Team training is one of the most influential leadership tools in a practice. It doesn’t just improve skills — it reinforces culture, expectations, and what the practice truly values.
That’s why it’s worth asking a simple question: when you bring your team together, what are you talking about?
If most of your training revolves around production, daily goals, and numbers, you may be unintentionally setting the wrong example. There’s nothing wrong with knowing your numbers. In fact, understanding them is critical to running a healthy practice. But if numbers become the main focus of training, your team will start to believe that production is the priority — not patients.
And that’s when culture begins to shift.
What Your Team Hears When Training Is Only About Numbers
Even if it’s not your intention, frequent discussions about production can create pressure. Over time, that pressure becomes the message.
Instead of hearing encouragement, your team may start to interpret it as:
- “We’re behind.”
- “We need more treatment.”
- “Fill the schedule.”
- “Increase case acceptance.”
Pressure changes behavior. It can cause the team to focus more on outcomes than on quality. The conversation slowly shifts from what’s best for this patient? to how do we get this patient to move forward?
Patients can feel that difference. And so can your team.
Training Should Reinforce Standard of Care
The most effective training sessions aren’t about pushing more production out of the schedule. They’re about reinforcing the foundation of the practice: consistent, ethical, high-quality care.

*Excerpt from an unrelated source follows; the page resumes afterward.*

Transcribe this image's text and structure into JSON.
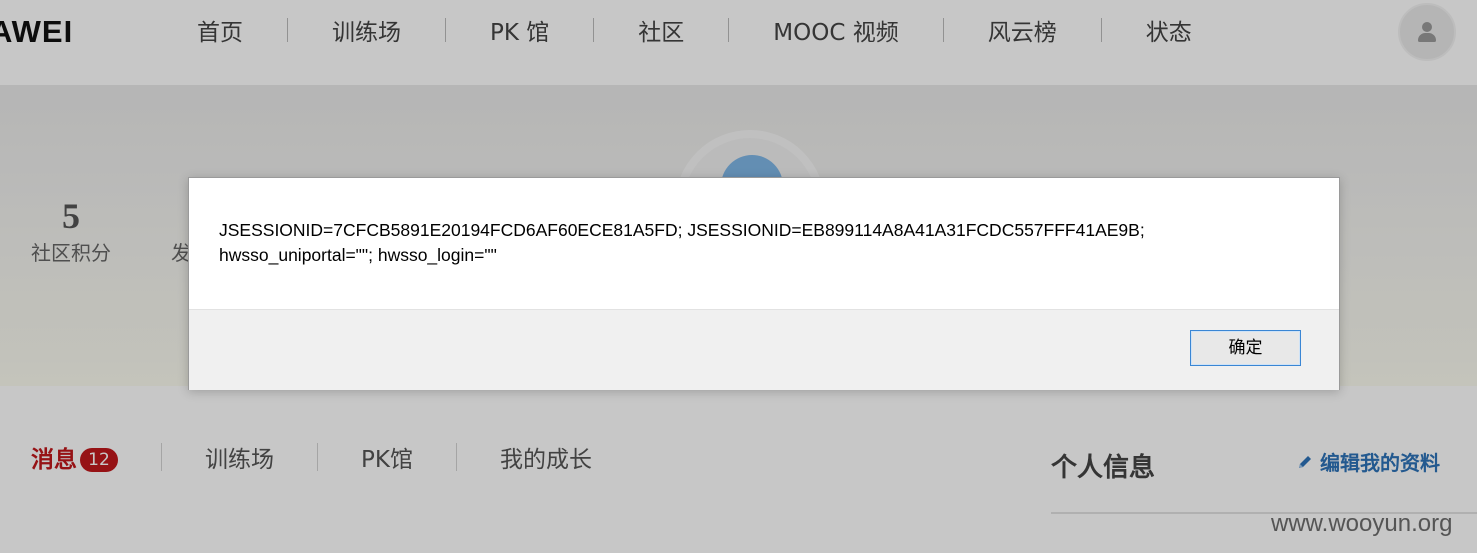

Strong training should focus on the things that protect your reputation and strengthen patient trust — especially:
- Maintaining the standard of care that aligns with provincial expectations set forth by governing bodies
- Improving patient communication and education
- Ensuring treatment recommendations are presented clearly and confidently
- Creating consistency in how treatment is explained across the entire team
When your team is trained to educate patients properly and communicate the value of treatment, patients are far more likely to accept the care they need. Not because they were pressured — but because they understand it and trust the recommendation.
Culture Comes First. Production Follows.
One of the biggest misconceptions in dentistry is that production improves when you focus harder on production.
In reality, sustainable growth usually happens when you focus on what drives production naturally: trust, education, and consistent patient care.
When training is centered around standard of care and patient experience, a few things happen:
Patients feel supported instead of sold to. Treatment plans feel valuable instead of transactional. The team feels proud of the work they’re doing. And confidence improves across the board — from hygiene to admin to clinical assistants.
That kind of culture creates momentum.
The Standard of Care Builds Trust — and Trust Builds Production
When a practice is consistent in its standard of care, it becomes easier for patients to say yes. They aren’t trying to “figure out” whether the recommendation is necessary. They can feel that the practice is thorough, professional, and aligned.
And when patients trust you, they move forward.
This is also where your hygiene team becomes a major asset. When your team is aligned and confident in the treatment philosophy of the practice, there’s a stronger opportunity to follow up on outstanding treatment — and that naturally leads to more treatment in the schedule.
Numbers are not the problem. Numbers are a scorecard. They tell you how the practice is doing.
But culture is the engine.
If you spend your training time reinforcing standard of care, patient education, and communication — and ensuring your team understands how to present treatment in a way that patients perceive as valuable — production will come.
Not because you chased it.
Because you built the kind of practice where it naturally follows.